These solutions, which use quite different methods, are by Ang Zhi Ping, age 16, River Valley High School, Singapore and Pierce Geoghegan 17, Tarbert Comprehensive, Ireland. Good work Ang Zhi and Pierce!

(a) Here is Ang Zhe Ping's solution: A four digit number (in base 10) aabb is a perfect square. Discuss ways of systematically finding this number. A 4-digit base 10 number, aabb , whereby a and b are digits, could be written as:

aabb = 1000a+100a+10b+b =1100a + 11b =11(100a+b)

Hence, the number aabb is a multiple of 11 and since 11(100a+b) is a multiple of 11, and it has to be a square number, thus 100a+b is also divisible by 11, and (100a+b)/11 has also to be another perfect square. Now a and b are digits, thus, they are integers ranging from 0 to 9. Also, as 100a + b is divisible by 11 and 99a is divisible by 11, we must have a + b is divisible by 11. So the only possible values of 100a+b are: 200+9=209=11x19 and 308, 407, 506, 605, 704, 803 and 902.

Dividing these numbers by 11:

209 = 11x19;

308 = 11x28;

407 =11x37;

506 = 11x46;

605 = 11x55;

704 = 11x64;

803 = 11x73 and

902= 11x82.

The only number in this list which is itself a square number (11 times a square number) is 704 so the only number satisfying the required conditions is 7744.

As observed, 700+4=704=11x64, thus, satisfying the conditions that 100a+b is a multiple of 11, and (100a+b)/ 11 is another square (64=8 ²). The number is 7744, equal to 88 ² .

This solution comes from Pierce Geoghegan:

aabb = a(10³)+ a(10²) +b(10) + b = 11(b + 100a).

Let aabb = x². We know x²=0 (mod 11) and that implies x² = 0 ( mod 121) (since 11 is prime 11² must be a factor of x² ). So x² = 121y² for some integer y and since aabb < 10000 we know y < 10.

Testing reveals y=8 and aabb=7744.

(b) Prove that 11¹⁰−1 is divisible by 100.

Editors note: These solutions use the Remainder Theorem and Modulus Arithmetic. Can you prove the result using the Binomial Theorem, or yet another method?

This solution comes from Pierce Geoghegan. For the second question note: 11 = 11 (mod 25) ; 11² = −4  (mod 25) ; 11³ = −19 (mod 25) ; 11⁴ = 16  (mod 25) ; 11⁵ = 1  ( mod 25) ... (A)

Now 11¹⁰−1=(11⁵ + 1)(11⁵ − 1) and using (A)

(11⁵)− 1 = 0 (mod 25)

Also 11⁵ − 1=0 (mod 2) since 11⁵=1 (mod  2) and 11⁵ + 1=0 (mod 2) since 11⁵=1  (mod 2).

So (11⁵ + 1)(11⁵ − 1) = (0 (mod 2))(0 (mod 50)) = 0 (mod 100).

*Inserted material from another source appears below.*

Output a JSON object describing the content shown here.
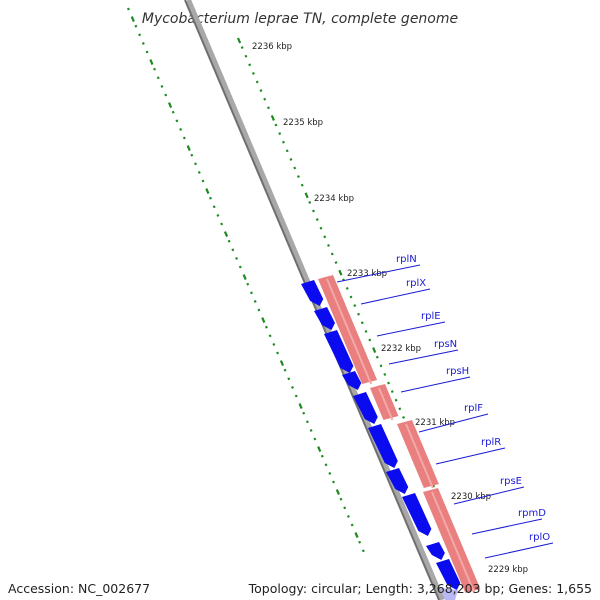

QED

This is Ang Zhi Ping's solution.

Let a polynomial P(x) be x¹⁰−1 . Observe that when x=1 , P(x) is reduced to 0, (1¹⁰−1=0). Hence, (x−1) is a factor of P(x) .

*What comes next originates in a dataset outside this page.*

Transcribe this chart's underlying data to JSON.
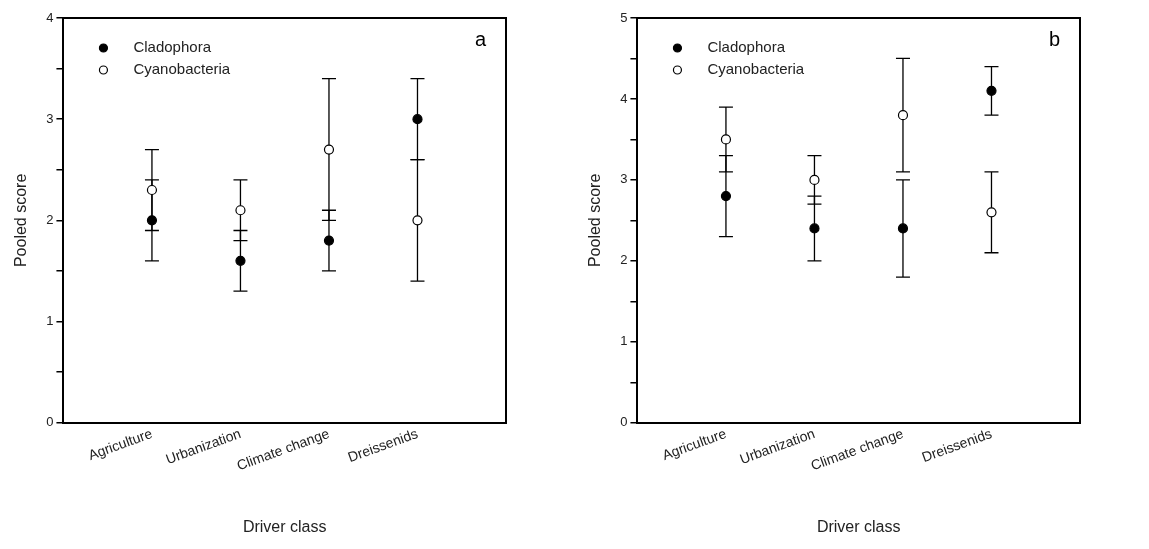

Thus, 11¹⁰−1 can be factorized to (11−1)Q(x) , whereby Q(x) is the quotient. We know by now, 11¹⁰−1 is a multiple of 10. Taking x¹⁰−1=(x−1)Q(x) , the quotient Q(x) can be easily evaluated using synthetic division:

x¹⁰−1=(x−1)(x⁹ + x⁸ + x⁷ + x⁶ + x⁵ + x⁴ + x³ + x² + x + 1)

Hence

Q(x) = (x⁹+x⁸+x⁷+x⁶+x⁵+x⁴+x³+x²+x+1).

One can see that when x=1 , the remainder of Q(1)=10 . Thus, Q(x)=(x−1)R(x)+10 and (R(x) is another quotient. For 11¹⁰−1 , P(x)=(x−1)((x−1)R(x)+10) which gives P(11)=(11−1)((11−1)R(x)+10)=10(10R(x)+10)=100(R(x)+1).

Thus, 11¹⁰−1=100(R(x)+1) , and hence the number is a multiple of 100.